Many Americans worry over paying off “the debt,” and our politicians are more than happy to stoke those anxieties. Rand Paul, of course, is obsessed with the subject, calling our national debt “reckless” and “unsustainable.” But all the 2016 presidential candidates agree that the debt is bad. That results in some surprising statements: This summer, Hillary Clinton claimed that if a Democrat had been elected after her husband’s two terms, the national debt would now be paid off.
However, even Paul and Clinton don’t urge us to worry about the federal government paying off the paper money in our pockets. Indeed, the idea seems strange; if I were to show up at the Treasury, present ten 100-dollar bills and demand “payment,” I would likely not get much else besides strange looks. Yet the dollar bill in my pocket is a debt, because my creditors (especially the government) are obligated to accept it in payment to them. The difference between a government bond and a dollar bill is that a dollar bill doesn’t pay interest and it’s value doesn’t vary with interest rates and time. Why do we happily accept this form of government debt but fret so loudly about the “national debt?”
Americans didn’t always worry so much about debt or even distinguish between paper money and government bonds. In fact, the American colonists saw no difference between the two. They were the same object, both called, in the language of 18th-century America, “bills of credit.” They were both debts.
Bills of credit could be used to pay off specific sets of loans and future taxes. At the same time a bill was spent or lent, the government would announce the future tax, principal, and interest payments that those bills were meant to pay off. Because the point of the taxes was to redeem the bills, the bills were usually burned on reception. It was only when a legislature had not yet decided to print more money and wanted those bills reissued for some other purpose that their incineration was delayed.

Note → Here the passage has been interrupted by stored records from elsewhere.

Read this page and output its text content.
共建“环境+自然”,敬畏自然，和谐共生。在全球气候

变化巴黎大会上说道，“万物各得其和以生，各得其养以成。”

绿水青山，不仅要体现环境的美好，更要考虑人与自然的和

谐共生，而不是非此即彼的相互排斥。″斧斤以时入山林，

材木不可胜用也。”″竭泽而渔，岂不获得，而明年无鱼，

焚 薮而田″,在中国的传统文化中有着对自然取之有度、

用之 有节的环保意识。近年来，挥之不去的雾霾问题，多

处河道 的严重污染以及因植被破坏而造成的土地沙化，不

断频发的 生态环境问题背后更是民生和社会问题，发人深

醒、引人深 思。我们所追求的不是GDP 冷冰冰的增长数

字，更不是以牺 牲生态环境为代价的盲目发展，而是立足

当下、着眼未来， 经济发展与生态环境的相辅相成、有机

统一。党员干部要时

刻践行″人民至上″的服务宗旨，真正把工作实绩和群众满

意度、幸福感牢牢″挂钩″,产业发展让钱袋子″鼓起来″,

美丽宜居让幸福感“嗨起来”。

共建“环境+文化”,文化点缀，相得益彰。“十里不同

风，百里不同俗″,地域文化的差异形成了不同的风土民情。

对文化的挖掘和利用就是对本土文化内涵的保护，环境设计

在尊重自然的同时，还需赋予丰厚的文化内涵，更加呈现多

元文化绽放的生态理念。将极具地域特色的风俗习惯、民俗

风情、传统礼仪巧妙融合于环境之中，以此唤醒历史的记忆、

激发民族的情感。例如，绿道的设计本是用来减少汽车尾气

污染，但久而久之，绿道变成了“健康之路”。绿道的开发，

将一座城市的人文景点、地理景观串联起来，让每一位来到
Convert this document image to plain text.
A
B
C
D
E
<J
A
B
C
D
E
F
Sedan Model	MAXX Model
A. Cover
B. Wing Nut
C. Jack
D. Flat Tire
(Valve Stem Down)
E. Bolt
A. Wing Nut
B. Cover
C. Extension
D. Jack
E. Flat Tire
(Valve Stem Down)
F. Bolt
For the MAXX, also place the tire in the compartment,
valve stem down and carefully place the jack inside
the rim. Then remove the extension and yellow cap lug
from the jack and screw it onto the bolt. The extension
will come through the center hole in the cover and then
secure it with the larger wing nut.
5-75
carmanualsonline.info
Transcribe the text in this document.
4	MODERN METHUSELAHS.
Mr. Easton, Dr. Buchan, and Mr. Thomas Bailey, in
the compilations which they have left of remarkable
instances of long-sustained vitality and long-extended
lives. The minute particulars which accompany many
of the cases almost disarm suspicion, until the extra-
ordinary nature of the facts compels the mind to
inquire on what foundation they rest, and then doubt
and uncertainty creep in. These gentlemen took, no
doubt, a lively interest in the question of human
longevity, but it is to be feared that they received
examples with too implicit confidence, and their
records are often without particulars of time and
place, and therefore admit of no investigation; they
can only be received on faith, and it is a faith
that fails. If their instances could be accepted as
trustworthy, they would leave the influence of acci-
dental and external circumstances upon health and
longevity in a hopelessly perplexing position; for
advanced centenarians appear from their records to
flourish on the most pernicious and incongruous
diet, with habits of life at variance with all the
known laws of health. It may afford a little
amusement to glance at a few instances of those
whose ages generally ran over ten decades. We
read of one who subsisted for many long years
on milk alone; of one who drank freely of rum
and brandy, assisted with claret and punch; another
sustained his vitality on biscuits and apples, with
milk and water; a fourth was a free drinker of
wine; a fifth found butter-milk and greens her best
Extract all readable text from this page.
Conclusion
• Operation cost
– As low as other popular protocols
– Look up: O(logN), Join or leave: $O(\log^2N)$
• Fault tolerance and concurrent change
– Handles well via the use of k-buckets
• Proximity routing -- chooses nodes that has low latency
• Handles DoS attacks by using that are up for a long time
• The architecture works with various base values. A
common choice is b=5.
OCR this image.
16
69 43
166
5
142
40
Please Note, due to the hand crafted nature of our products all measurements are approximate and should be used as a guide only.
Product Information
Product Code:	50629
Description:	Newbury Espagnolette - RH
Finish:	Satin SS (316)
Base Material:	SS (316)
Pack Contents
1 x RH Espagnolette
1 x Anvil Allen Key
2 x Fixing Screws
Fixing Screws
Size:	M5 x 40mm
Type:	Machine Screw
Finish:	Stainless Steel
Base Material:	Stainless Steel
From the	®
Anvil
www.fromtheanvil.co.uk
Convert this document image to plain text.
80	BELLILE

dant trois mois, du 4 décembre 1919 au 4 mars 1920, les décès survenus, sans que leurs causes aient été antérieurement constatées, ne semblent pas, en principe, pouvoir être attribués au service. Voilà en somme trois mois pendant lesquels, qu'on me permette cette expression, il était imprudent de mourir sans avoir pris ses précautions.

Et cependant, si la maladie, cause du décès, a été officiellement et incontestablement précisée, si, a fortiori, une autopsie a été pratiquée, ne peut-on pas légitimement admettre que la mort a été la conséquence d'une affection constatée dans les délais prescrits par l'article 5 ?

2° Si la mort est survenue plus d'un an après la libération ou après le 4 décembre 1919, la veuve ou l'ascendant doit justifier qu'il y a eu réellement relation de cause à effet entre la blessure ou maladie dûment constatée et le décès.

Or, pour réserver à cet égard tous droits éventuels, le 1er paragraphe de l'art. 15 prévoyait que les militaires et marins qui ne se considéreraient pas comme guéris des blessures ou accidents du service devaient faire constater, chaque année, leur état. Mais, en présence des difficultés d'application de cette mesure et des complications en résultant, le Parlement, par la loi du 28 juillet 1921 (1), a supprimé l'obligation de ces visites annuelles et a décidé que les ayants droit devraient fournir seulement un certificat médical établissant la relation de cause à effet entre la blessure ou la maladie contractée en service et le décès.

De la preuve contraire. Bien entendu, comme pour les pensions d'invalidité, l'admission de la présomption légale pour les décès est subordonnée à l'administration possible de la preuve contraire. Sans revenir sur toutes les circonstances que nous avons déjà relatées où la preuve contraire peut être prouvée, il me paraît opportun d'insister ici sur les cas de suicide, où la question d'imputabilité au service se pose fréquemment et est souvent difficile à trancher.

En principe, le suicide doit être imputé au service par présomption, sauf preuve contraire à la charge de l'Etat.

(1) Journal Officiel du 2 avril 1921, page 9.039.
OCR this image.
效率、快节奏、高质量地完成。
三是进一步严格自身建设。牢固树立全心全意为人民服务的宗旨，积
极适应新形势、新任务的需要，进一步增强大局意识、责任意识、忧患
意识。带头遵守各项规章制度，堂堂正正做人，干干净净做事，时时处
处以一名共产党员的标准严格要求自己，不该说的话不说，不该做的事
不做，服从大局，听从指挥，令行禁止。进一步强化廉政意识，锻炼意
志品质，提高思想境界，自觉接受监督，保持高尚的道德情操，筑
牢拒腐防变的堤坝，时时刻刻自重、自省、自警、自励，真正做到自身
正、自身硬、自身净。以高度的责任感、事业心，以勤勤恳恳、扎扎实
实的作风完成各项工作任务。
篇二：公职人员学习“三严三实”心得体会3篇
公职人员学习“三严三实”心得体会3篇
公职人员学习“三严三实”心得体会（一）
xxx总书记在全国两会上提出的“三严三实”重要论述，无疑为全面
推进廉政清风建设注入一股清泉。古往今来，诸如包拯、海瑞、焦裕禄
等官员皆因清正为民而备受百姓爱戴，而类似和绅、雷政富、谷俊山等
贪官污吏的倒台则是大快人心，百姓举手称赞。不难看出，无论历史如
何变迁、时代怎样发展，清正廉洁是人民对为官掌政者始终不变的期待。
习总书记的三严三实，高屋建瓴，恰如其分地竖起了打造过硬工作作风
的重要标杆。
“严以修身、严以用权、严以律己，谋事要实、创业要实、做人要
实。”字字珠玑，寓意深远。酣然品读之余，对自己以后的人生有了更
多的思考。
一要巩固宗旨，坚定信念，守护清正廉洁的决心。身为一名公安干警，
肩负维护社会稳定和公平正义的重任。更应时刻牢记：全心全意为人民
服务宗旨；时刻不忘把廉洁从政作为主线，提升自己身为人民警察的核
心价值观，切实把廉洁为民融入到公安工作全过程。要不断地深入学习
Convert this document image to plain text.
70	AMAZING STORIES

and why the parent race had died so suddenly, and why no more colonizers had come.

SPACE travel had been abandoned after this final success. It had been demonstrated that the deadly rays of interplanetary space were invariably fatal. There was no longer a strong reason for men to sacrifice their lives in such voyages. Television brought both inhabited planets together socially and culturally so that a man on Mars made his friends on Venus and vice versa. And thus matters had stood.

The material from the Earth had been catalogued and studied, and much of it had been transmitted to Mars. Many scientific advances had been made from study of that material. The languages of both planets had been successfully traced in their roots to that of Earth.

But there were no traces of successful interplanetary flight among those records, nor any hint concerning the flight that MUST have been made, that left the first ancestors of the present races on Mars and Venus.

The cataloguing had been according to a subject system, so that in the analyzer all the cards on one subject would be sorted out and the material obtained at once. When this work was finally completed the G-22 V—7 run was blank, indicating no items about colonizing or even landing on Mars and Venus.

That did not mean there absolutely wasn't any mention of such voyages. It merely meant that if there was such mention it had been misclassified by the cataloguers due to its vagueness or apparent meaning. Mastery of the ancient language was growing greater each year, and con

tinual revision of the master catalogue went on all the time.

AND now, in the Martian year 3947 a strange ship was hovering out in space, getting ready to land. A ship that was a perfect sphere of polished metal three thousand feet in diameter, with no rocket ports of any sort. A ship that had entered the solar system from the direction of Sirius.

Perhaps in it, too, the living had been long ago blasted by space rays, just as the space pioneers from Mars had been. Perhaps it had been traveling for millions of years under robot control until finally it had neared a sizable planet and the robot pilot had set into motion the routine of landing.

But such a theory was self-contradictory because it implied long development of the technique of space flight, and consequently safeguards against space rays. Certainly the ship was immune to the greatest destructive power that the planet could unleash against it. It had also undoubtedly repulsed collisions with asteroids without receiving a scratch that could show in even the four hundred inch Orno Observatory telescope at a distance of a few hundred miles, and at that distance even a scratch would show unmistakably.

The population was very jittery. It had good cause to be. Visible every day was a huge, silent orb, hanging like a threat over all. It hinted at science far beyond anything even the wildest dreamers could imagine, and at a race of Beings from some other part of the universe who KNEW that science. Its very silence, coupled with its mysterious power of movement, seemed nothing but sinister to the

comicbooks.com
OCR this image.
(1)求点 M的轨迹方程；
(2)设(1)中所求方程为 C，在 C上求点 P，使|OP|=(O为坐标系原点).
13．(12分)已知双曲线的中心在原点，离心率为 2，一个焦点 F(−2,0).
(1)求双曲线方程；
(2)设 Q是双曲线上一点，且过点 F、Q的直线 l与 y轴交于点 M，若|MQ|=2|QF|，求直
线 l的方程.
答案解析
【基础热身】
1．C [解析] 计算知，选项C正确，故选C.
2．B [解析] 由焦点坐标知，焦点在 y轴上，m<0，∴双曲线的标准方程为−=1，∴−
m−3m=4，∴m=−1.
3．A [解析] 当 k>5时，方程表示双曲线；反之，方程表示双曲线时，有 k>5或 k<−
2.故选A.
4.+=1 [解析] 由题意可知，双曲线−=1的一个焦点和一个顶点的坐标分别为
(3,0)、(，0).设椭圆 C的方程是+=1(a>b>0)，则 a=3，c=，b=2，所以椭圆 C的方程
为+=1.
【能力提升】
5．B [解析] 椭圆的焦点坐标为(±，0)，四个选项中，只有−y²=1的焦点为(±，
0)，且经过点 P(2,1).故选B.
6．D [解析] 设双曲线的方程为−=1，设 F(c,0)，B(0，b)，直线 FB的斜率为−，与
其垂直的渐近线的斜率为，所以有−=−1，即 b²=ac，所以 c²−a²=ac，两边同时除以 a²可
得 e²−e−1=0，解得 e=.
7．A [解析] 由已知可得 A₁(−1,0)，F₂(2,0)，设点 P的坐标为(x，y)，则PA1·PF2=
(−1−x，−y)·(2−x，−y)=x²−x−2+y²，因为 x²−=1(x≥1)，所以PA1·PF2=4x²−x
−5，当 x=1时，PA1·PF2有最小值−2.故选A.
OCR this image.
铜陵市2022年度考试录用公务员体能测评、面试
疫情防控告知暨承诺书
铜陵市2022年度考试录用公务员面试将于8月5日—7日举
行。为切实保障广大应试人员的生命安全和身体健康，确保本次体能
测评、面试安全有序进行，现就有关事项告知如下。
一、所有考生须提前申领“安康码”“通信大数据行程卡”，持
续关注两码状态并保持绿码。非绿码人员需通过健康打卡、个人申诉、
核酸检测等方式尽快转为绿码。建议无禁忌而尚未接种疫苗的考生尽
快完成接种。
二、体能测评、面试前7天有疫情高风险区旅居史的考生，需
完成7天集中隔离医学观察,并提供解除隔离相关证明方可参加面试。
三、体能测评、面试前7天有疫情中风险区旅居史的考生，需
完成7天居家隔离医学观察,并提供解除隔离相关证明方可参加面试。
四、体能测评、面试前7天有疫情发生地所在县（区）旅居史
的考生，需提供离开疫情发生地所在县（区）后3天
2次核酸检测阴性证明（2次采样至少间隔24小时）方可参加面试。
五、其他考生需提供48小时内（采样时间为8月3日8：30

We are used to paper money being worth the same amount over time. When you hold a 100-dollar bill, you know you can pay $100 in taxes you find yourself owing, either 30 years from now or five minutes from now, with that same bill. When a storeowner tells you that the meal cost 10 dollars, you, without thinking about it, hand over a note that says “10 dollars” printed on the front. This is what it means to say that the “face value” and the “present value” are the same. In 1763, when a storeowner told someone his meal cost “10 pounds,” the customer would have to give him notes with a face value of 12.5 pounds. Prominent colonial legislator and printer of paper money Benjamin Franklin explained this clearly in 1763:
The true Value of the promisory [sic] Notes, or we call them, Bills of Credit, which is always 20 per Cent less than their nominal Value [i.e., face value]; and if People should compute the Interest at 6 per Cent instead of 5, and have withal any reason to doubt the Punctuality of the Government as to the Time of Payment, their Value would be proportionally lower. We have thus considered the Fund of our intended Bills, the full real Value that Fund can give them, and how much less that real Value is than the nominal Value we mark upon them.
It is this property that made these “bills of credit” like a bond with a maturity date even as they were used for everyday transactions, just as modern paper money or credit cards are today. Rather than continuously spending money as needed by the colonial governments, they would legislate that discrete amounts of paper money be printed and put into circulation (the term for these discrete amounts is “emissions”). At the same time, the governments would announce which specific future taxes bills from those emissions could be used to pay. Colonial legislatures would announce contemporary budget deficits usually to finance wars–most expensively, the American Revolution–and adjust taxes and emissions accordingly.
Colonial governments saw the advantage of having bills of credit in circulation. Given our current debt-phobic political culture, this will seem odd to contemporary readers, but another way of saying this is that colonial legislators often saw the value in not paying off their public debts. When they came close, they were quick to print more money and, consequently, change the terms and schedule of its redemption. Thus, the question colonists asked themselves when thinking about whether or not to increase or decrease their government’s debt was not, How will we ever pay this off? Nor did they ask, How can we avoid more debt at all costs? The question, rather, was whether the debt served a public purpose.
It is tantalizing to think about what a colonial legislature would have to say about our comparatively simplistic debates over deficits and the national debt. It would have found our anxieties about debt puzzling. We constantly hear all kinds of objections to necessary government spending—whether on education, rebuilding our rotting infrastructure, or investing in greener forms of energy—on the grounds that our public debt is already too high. If colonial American leaders had thought this way, they’d never have been able to create a new nation. And today, that debt phobia is profoundly hampering that nation’s ability to evolve.